MOYA BAILEY: I don’t feel victorious. I don’t feel like we won. I do think that these sentiments are particularly interesting after the early press spin that asked whether Barack was black enough and black people were ambivalent about the answer. Now he’s one of us, our hero, our modern day Martin and Malcolm….
LAST WEEK I spoke of featuring some writing by friends in the Afrosphere. This feature [The African American Perspective at UMX, or "AAP"] will run all week, and into the weekend. Mil gracias to all who contributed, and of course (as always) to my amazingly generous and talented amiga and assistant with all things XOLAGRAFIK, M, for organizing this. Stay tuned every day for a fresh post in the series.
Moya Bailey is a fourth year Fellow in Women’s Studies at Emory University. Her research is focused on health care disparities in marginalized groups. She received her undergraduate degree from Spelman College where she majored in Women’s Studies with a concentration in Health. While at Spelman she was a resident assistant and was active in many campus organizations including AUC Peace, Sisterfire, Afrekete, and served as President of the Feminist Majority Leadership Alliance (FMLA) during the Nelly Protest. Her organizational and planning activities with the FMLA and the SisterSong Women of Color Reproductive Rights Conference led her to a life of activism centered on health issues and social constructs affecting women of color. Bailey also serves on the national board of the Davis- Putter Scholarship Fund, which provides scholarships for activist students.
After the Morning After, After the Night Before…
I don’t feel victorious. I don’t feel like we won. I do think that these sentiments are particularly interesting after the early press spin that asked whether Barack was black enough and black people were ambivalent about the answer. Now he’s one of us, our hero, our modern day Martin and Malcolm (please people let’s really think about what these men did and who they were i.e. not politicians).
A friend’s brother said that he’s seen more racism on the internet in the last few days than in his whole millennial life, which is interesting in the wake of claims that Obama’s win symbolizes a new epoch in racial relations in this country. What I see is power and hegemony at work. The election of a brown face that keeps the capitalist machine going, (not an uncle tom Nader; they all placate those corporations) albeit it a gentler, greener machine (we’ve been promised) that still does the work of US imperialism.

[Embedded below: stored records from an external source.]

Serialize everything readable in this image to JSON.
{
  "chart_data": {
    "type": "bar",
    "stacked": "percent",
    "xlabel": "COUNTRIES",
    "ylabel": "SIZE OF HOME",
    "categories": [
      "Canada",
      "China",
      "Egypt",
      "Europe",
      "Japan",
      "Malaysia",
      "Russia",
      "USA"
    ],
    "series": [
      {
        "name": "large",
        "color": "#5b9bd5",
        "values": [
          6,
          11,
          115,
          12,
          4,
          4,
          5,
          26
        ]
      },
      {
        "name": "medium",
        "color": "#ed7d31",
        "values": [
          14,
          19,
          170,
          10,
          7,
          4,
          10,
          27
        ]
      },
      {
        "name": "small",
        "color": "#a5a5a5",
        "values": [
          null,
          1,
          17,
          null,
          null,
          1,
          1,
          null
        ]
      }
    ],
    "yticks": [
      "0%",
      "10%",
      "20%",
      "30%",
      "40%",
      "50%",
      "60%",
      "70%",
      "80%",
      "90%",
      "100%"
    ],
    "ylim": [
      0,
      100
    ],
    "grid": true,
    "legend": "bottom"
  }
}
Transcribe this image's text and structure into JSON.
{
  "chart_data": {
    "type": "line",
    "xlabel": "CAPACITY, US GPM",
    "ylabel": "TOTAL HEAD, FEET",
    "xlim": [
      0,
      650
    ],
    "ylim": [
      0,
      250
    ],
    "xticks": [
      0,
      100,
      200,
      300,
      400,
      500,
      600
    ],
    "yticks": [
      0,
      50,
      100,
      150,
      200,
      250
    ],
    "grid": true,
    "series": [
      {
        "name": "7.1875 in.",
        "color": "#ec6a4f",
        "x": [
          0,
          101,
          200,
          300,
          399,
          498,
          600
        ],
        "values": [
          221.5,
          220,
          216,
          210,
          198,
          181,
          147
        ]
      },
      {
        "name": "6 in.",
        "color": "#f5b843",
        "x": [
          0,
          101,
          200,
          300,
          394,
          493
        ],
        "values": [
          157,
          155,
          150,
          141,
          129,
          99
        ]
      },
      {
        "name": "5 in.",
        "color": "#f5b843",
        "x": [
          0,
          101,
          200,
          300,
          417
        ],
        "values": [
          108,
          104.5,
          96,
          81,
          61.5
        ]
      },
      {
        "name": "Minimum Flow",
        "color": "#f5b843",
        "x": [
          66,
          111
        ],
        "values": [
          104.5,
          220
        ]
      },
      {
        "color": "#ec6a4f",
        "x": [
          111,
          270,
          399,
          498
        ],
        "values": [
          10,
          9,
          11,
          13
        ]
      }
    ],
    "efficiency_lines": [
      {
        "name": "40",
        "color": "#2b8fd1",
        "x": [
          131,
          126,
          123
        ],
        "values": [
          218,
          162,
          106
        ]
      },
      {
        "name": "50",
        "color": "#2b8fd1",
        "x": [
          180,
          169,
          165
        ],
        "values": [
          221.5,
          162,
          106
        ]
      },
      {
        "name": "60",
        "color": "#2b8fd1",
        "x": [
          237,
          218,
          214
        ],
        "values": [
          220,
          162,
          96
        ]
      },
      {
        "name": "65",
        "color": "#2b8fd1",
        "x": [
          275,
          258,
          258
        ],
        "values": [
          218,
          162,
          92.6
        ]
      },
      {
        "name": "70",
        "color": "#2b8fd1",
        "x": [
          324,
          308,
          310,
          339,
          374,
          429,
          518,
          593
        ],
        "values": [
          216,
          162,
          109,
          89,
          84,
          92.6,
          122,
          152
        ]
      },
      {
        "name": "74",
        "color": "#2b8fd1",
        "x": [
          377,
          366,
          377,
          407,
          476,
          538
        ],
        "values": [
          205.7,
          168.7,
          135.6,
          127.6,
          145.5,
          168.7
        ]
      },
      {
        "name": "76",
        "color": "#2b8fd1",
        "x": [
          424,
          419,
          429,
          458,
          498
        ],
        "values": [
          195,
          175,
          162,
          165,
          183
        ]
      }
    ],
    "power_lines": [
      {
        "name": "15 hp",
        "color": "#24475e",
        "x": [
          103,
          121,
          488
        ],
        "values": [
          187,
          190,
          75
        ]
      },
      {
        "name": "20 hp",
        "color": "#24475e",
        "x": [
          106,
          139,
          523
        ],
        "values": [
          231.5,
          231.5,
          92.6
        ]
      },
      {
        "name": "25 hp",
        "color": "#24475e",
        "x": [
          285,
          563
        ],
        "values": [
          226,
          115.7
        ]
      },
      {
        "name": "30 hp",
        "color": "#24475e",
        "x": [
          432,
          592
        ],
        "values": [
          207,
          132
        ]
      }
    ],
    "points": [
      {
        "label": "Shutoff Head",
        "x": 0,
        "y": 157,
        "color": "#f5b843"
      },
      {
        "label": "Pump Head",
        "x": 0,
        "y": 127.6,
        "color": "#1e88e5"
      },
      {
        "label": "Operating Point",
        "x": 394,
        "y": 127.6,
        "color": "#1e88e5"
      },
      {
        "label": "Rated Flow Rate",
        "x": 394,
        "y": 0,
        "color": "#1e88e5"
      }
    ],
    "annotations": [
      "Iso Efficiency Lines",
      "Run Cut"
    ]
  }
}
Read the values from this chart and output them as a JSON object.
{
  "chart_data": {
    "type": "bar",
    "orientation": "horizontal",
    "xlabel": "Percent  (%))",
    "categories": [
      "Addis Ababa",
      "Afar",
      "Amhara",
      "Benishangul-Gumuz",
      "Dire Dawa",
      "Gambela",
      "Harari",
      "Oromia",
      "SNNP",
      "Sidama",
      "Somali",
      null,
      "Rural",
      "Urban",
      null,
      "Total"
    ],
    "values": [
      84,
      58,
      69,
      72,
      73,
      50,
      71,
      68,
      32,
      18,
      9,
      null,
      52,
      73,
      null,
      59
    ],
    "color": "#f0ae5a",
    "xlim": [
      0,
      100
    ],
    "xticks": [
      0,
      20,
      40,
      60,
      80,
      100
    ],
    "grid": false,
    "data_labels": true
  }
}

I wonder how our Indigenous brothers and sisters feel? Is it enthusiasm for the fact that a person of color has reached the white house or is it sadness that a person of color is at the helm of an empire that wrought such pain and destruction among their peoples?
I say person of color deliberately to note that Obama’s African American-ness exist in another space than that of other African American’s who have sought the nation’s highest office (Chisolm, Jackson, McKinney, etc.). He is not marked with the north/south black/white paradigmatic binary we use to understand race in this country. He is not colored by the hallmarks of African American elite society like belonging to a Divine Nine fraternity or growing up in Jack & Jill. His Hawaiian, Midwest upbringing make him an exception to dominate codes of blackness which initially made black people suspicious and ultimately put whites at ease.
It was easier for me when the face of U.S. imperialism didn’t look like mine. Will this stem the radical left’s radicalness? Will we become complacent because Obama is the new president of the fundamentally illegal, stolen, and pilfered United States? I am worried because as bougie black folk celebrate and rejoice, there are still black people hurting. The “tragedy” in Jennifer Hudson’s family captures national attention, even presidential (now) condolences, but how often is that story true for countless other black families living in this country and how often is that story
told as one of tragedy rather than a rationalization of stereotypes long held about the black urban poor? Structural racism depends on the exceptions (Obama, Oprah, etc.) to hide the rule that is inequity.
Am I cynical for feeling ambivalent in this moment? I dare not share these thoughts with too many because the retribution is swift. There is no room for quirky black girls casting aspersions at this watershed moment in black history. But I must insist on raising my dis-ease in this moment, my fear for what this may seemingly absolve in the minds of many. And also what might it incite? “Disempowered racist white people can only actually harm people much less powerful than the president elect.”
So I pledge to stay vigilant, critical and skeptical. I pledge also to be active, visible, and hopeful for the world I wish to see. It will take more than one man’s rise to power to undo centuries old structural oppressions built along the axes of race, gender, sexuality, ability and age. The struggle continues.
Author’s Note: Thanks to Summer M., Alexis P., and Ashon C. for helping me think on this and providing pieces of this analysis.